Il en résulta que KBC diffusa ce même soir via les médias sociaux également et via l'agence de presse Belga l'avertissement, selon lequel il s'agissait en l'occurrence d'un cas d'hameçonnage. La banque conseillait de ne pas cliquer sur la barre "pour en savoir plus". Et d'ajouter que l'adresse mail utilisée kbc@mail.kbc.be n'appartenait pas à la banque.

Samedi, la banque est revenue sur le sujet: le message en question a bien été envoyé de KBC, mais il s'agissait d'un mail qui avait été envoyé dans le passé "à un nombre limité de clients de KBC, qui avaient consenti un prêt à tempérament (et dans lequel ils se voyaient proposer un bon à valoir sur une assurance voiture)". Il s'avère en fin de compte que ce mail a de nouveau été expédié par mégarde vendredi suite à une 'erreur humaine', selon KBC.

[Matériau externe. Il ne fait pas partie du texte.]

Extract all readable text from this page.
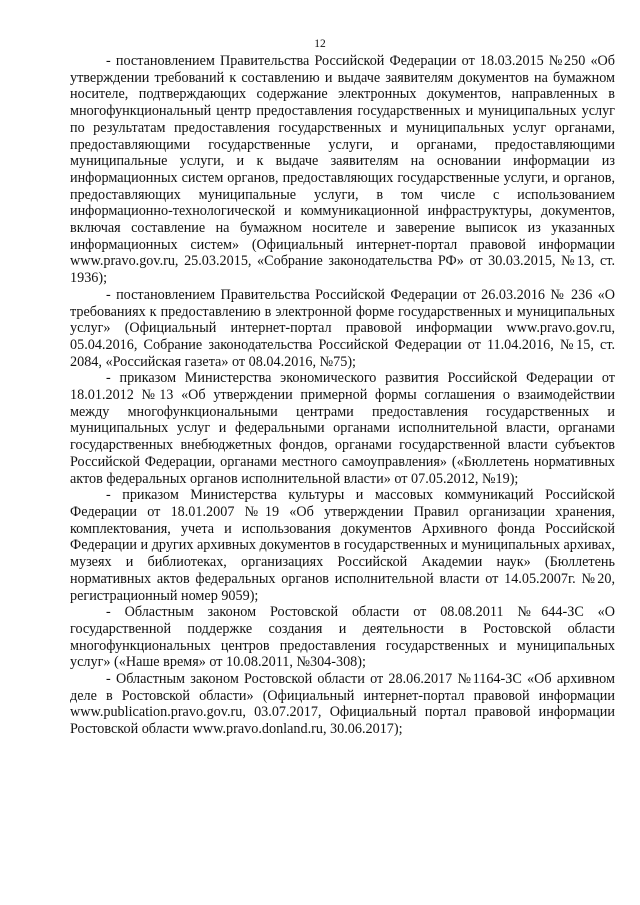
12

- постановлением Правительства Российской Федерации от 18.03.2015 №250 «Об утверждении требований к составлению и выдаче заявителям документов на бумажном носителе, подтверждающих содержание электронных документов, направленных в многофункциональный центр предоставления государственных и муниципальных услуг по результатам предоставления государственных и муниципальных услуг органами, предоставляющими государственные услуги, и органами, предоставляющими муниципальные услуги, и к выдаче заявителям на основании информации из информационных систем органов, предоставляющих государственные услуги, и органов, предоставляющих муниципальные услуги, в том числе с использованием информационно-технологической и коммуникационной инфраструктуры, документов, включая составление на бумажном носителе и заверение выписок из указанных информационных систем» (Официальный интернет-портал правовой информации www.pravo.gov.ru, 25.03.2015, «Собрание законодательства РФ» от 30.03.2015, №13, ст. 1936);

- постановлением Правительства Российской Федерации от 26.03.2016 № 236 «О требованиях к предоставлению в электронной форме государственных и муниципальных услуг» (Официальный интернет-портал правовой информации www.pravo.gov.ru, 05.04.2016, Собрание законодательства Российской Федерации от 11.04.2016, №15, ст. 2084, «Российская газета» от 08.04.2016, №75);

- приказом Министерства экономического развития Российской Федерации от 18.01.2012 №13 «Об утверждении примерной формы соглашения о взаимодействии между многофункциональными центрами предоставления государственных и муниципальных услуг и федеральными органами исполнительной власти, органами государственных внебюджетных фондов, органами государственной власти субъектов Российской Федерации, органами местного самоуправления» («Бюллетень нормативных актов федеральных органов исполнительной власти» от 07.05.2012, №19);

- приказом Министерства культуры и массовых коммуникаций Российской Федерации от 18.01.2007 №19 «Об утверждении Правил организации хранения, комплектования, учета и использования документов Архивного фонда Российской Федерации и других архивных документов в государственных и муниципальных архивах, музеях и библиотеках, организациях Российской Академии наук» (Бюллетень нормативных актов федеральных органов исполнительной власти от 14.05.2007г. №20, регистрационный номер 9059);

- Областным законом Ростовской области от 08.08.2011 №644-ЗС «О государственной поддержке создания и деятельности в Ростовской области многофункциональных центров предоставления государственных и муниципальных услуг» («Наше время» от 10.08.2011, №304-308);

- Областным законом Ростовской области от 28.06.2017 №1164-ЗС «Об архивном деле в Ростовской области» (Официальный интернет-портал правовой информации www.publication.pravo.gov.ru, 03.07.2017, Официальный портал правовой информации Ростовской области www.pravo.donland.ru, 30.06.2017);
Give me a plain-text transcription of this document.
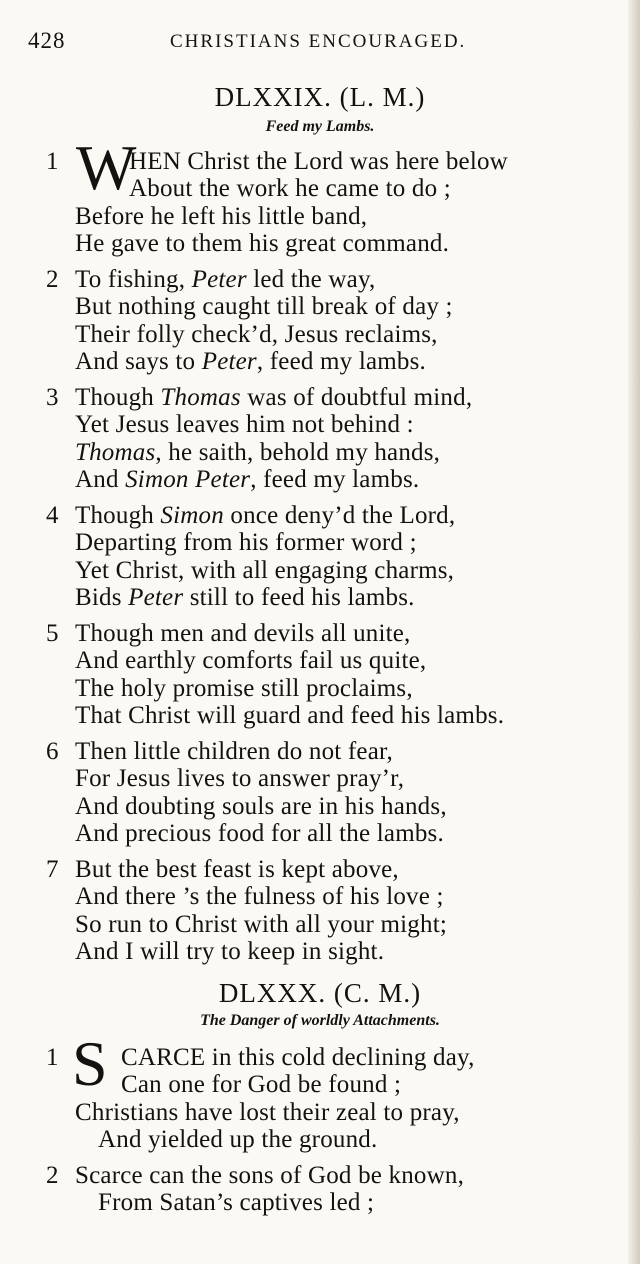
428	CHRISTIANS ENCOURAGED.
DLXXIX. (L. M.)
Feed my Lambs.
W
1	HEN Christ the Lord was here below
About the work he came to do ;
Before he left his little band,
He gave to them his great command.
2 To fishing, Peter led the way,
But nothing caught till break of day ;
Their folly check’d, Jesus reclaims,
And says to Peter, feed my lambs.
3 Though Thomas was of doubtful mind,
Yet Jesus leaves him not behind :
Thomas, he saith, behold my hands,
And Simon Peter, feed my lambs.
4 Though Simon once deny’d the Lord,
Departing from his former word ;
Yet Christ, with all engaging charms,
Bids Peter still to feed his lambs.
5 Though men and devils all unite,
And earthly comforts fail us quite,
The holy promise still proclaims,
That Christ will guard and feed his lambs.
6 Then little children do not fear,
For Jesus lives to answer pray’r,
And doubting souls are in his hands,
And precious food for all the lambs.
7 But the best feast is kept above,
And there ’s the fulness of his love ;
So run to Christ with all your might;
And I will try to keep in sight.
DLXXX. (C. M.)
The Danger of worldly Attachments.
S
1	CARCE in this cold declining day,
Can one for God be found ;
Christians have lost their zeal to pray,
And yielded up the ground.
2 Scarce can the sons of God be known,
From Satan’s captives led ;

"Comme le contenu du mail semblait extrêmement invraisemblable, KBC a pensé dans un premier temps qu'il s'agissait d'un courriel d'hameçonnage. KBC a par conséquent envoyé dans les plus brefs délais une mise en garde en demandant de ne surtout pas cliquer sur le mail en question. Une recherche plus approfondie vendredi soir, mais aussi samedi a pris un certain temps à cause de la période des fêtes", a expliqué la banque pour justifier la lenteur de la réaction.

Confusion

Des chiffres publiés par Febelfin, il est apparu en septembre déjà que le nombre de cas de fraude au banking via internet a nettement crû au cours du premier semestre de l'année. La fédération bancaire parlait même à l'époque d'un "véritable fléau". Au cours des six premiers mois, 2.650 cas ont été enregistrés chez des personnes victimes de fraude au banking via internet, et principalement des tentatives de 'phishing'.

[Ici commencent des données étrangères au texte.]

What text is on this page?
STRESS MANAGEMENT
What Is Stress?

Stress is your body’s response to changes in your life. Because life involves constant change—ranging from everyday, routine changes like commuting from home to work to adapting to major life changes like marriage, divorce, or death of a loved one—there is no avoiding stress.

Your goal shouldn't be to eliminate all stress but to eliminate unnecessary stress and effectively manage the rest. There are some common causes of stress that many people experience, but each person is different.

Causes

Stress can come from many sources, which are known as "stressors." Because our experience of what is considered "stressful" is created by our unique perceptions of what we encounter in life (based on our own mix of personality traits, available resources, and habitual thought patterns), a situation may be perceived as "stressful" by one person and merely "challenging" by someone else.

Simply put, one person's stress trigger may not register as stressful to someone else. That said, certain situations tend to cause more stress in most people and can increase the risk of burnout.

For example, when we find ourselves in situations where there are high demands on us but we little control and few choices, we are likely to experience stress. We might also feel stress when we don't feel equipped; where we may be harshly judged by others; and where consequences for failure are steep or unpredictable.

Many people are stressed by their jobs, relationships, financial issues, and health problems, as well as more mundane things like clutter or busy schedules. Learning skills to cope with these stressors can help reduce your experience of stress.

Les escrocs envoient alors de faux mails semblant provenir d'une banque. Ils tentent ainsi de mettre la main sur les codes pin des consommateurs ciblés, afin de dévaliser leurs comptes. En tout, ces actes d'hameçonnage ont au cours des six premiers de 2018 provoqué la perte de 3,8 millions d'euros, soit plus que durant toute l'année 2017.

Les mails d'hameçonnage deviennent toujours plus sophistiqués, ce qui fait qu'il est malaisé pour certaines personnes de distinguer encore le vrai du faux. Et si une banque en vue comme KBC met en garde contre des mails envoyés par elle-même en utilisant le terme 'phishing', cela ne peut qu'amplifier cette confusion.

KBC s'est excusée et promet de prendre les mesures qui s'imposent, "afin que ce genre de méprise ne puisse plus arriver à l'avenir."